Cepat dan Akurat Hadirkan Fakta
Login

Peran KORMI Depok Target Tingkatkan Angka Partisipasi Budaya Olahraga Masyarakat

banner 120x600

Depok || Radarpost.id

Komite Olah Raga Masyarakat Indonesia (KORMI) dibentuk dengan tujuan untuk melakukan pembinaan kapasitas dan kualitas SDM dalam rangka pengelolaan olahraga masyarakat.

Sebagai wujud upaya peningkatan Indeks Pembangunan Masyarakat (IPM), dan membantu program Pemerintah Kota Depok dalam meningkatkan Indeks Kesehatan (IKM), Indeks Kebugaran Jasmani (IKJ), dan Angka Harapan Hidup (AHH) melalui kegiatan olahraga masyarakat.

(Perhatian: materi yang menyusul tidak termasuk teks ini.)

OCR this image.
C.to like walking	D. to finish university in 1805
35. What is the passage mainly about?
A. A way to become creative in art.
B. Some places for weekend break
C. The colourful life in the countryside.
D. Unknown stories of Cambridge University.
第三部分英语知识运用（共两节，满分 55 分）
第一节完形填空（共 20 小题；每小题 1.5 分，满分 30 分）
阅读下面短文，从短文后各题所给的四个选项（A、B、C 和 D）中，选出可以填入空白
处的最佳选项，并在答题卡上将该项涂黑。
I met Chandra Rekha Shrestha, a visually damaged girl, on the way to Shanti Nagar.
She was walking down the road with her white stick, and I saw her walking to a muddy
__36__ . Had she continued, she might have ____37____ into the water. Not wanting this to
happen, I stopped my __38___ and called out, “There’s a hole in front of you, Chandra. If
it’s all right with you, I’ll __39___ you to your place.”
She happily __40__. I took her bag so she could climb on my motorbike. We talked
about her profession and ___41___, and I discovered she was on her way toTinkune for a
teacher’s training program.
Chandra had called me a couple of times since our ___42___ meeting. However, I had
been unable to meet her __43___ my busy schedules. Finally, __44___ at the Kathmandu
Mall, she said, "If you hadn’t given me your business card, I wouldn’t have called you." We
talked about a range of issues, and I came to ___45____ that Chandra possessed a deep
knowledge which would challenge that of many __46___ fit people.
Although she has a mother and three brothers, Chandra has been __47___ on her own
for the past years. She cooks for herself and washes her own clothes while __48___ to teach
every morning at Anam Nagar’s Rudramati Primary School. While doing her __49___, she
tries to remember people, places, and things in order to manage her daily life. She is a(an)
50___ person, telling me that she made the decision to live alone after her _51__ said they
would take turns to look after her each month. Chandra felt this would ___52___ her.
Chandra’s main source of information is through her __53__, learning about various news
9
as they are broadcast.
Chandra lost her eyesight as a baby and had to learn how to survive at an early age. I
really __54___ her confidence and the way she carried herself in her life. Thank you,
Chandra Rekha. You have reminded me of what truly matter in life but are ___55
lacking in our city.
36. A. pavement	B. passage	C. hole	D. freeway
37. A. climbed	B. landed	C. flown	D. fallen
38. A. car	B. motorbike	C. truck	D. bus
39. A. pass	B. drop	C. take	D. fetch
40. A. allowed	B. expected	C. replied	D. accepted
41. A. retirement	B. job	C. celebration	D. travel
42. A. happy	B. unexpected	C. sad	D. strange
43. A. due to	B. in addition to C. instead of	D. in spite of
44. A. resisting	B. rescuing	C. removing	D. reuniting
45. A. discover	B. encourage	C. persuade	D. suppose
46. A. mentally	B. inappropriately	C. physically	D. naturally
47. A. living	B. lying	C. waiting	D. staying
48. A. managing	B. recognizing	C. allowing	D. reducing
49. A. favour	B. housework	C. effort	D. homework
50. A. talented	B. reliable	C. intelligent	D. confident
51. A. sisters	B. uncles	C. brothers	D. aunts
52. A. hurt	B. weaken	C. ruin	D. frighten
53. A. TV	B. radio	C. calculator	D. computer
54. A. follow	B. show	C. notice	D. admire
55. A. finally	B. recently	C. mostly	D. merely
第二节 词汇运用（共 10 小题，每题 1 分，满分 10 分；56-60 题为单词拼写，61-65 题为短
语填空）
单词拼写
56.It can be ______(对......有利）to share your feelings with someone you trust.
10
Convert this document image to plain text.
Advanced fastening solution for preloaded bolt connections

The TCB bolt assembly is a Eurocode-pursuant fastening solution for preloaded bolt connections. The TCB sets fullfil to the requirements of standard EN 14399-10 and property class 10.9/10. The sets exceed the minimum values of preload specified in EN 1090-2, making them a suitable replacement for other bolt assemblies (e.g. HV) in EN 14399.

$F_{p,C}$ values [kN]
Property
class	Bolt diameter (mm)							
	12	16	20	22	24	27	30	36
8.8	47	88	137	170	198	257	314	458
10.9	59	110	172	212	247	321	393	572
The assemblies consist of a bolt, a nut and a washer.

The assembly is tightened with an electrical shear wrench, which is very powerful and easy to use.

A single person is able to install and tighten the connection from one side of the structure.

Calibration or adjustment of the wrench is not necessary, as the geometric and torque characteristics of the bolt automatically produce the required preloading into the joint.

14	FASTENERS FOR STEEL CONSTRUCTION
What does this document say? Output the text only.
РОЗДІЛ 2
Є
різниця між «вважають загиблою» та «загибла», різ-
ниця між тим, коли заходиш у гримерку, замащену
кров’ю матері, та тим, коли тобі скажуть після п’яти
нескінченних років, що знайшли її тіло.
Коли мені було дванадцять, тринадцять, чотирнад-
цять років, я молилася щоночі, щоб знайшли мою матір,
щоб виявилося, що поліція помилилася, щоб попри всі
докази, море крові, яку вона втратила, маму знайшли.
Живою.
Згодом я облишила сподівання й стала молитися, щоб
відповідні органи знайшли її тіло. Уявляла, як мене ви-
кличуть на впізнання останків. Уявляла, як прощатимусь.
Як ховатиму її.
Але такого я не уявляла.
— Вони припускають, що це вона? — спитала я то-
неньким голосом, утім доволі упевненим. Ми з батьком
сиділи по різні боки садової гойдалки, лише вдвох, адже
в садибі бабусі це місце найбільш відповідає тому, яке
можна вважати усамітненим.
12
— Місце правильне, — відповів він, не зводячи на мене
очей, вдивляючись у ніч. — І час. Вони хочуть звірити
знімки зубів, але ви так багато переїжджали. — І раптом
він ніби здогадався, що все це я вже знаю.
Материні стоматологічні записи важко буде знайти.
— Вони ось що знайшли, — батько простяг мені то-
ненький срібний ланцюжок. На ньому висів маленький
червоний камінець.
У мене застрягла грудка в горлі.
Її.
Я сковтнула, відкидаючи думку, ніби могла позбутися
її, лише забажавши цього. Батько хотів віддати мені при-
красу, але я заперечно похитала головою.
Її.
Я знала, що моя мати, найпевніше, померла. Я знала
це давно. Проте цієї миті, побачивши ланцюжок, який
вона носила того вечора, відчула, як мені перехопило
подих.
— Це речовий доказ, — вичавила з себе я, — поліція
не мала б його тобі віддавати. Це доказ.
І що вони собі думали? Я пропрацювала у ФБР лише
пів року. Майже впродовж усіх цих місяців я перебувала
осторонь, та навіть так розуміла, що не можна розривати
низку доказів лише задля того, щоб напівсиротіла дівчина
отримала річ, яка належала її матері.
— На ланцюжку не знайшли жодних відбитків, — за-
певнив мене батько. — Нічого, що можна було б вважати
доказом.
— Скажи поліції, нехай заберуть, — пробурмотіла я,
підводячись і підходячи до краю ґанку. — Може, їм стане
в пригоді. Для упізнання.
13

Ketua Komite Olahraga Masyarakat Indonesia (KORMI) Kota Depok, drg. Setiawan Witjaksana, ketika ditemui media radarpoat.id Minggu (11/01/2026) mengatakan, untuk mewujudkan tujuan tersebut maka KORMI Kota Depok akan melakukan sosialisasi kepada seluruh masyarakat Kota Depok.

Ketua KORMI menjelaskan bahwa tujuan dari kegiatan ini adalah untuk memberikan pemahaman kepada warga masyarakat tentang arti dan pentingnya kebugaran.

“Juga untuk mewujudkan masyarakat Kota Depok yang sehat, bugar, dan gembira,” ujarnya.

Setiawan juga menjelaskan bahwa kegiatan sosialisasi nantinya akan banyak berkolaborasi dengan berbagai stekholder dan komunitas, terutama dengan komunitas lansia.

“KORMI bukan hanya Olahraga prestasi melainkan olahraga. Bisa mengakomodir olahraga, tapi sering dilakukan masyarakat seperti arung jeram, lintas alam, susur sungai, kuda kepang, gowes, dan sebagainya. Mari kita tunjukkan bahwa jika semua terlibat, InsyaAllah apa yang kita tuju akan terwujud,” tukasnya.

Setiawan, mengapresiasi kegiatan yang dilakukan oleh beberapa Inorga, di berbagai event olahraga seperti senam sehat, permainan dolanan dan kesenian tradisional dakon, egrang, engklek, dan hadangan.

Setiawan juga menjelaskan bahwa KORMI akan terus lakukan kolaborasi dengan Pemerintah Kota Depok mendukung kegiatan yang terus berjalan.

“Jika terus berkegiatan dan mengajukan akan kita dorong. Tapi jika tidak ada program jangka panjang, program jangka pendek, jika tidak ada kegiatannya, maka sulit bagi Pemerintah untuk mendukung,” tuturnya.

Dirinya berpesan agar setelah sosialisasi program dari Kalurahan ke Kelurahan.
“Saya bersyukur kegiatan ini bisa berjalan dan berkembang dan saya harap dapat terus berkembang, karena selain menyenangkan juga bisa diterapkan dimanapun dan bisa menggerakkan sektor UMKM dan pariwisata,” pesan Setiawan.

“Hal yang sangat penting adalah proses pengalihan pengetahuan kesenian tradisional sudah mulai punah sehingga harus ada proses transformasi ilmu. Mereka yang sudah senior harus mengajari para yunior agar anak-anak dan budaya lokal tidak hilang,” tandasnya. (**).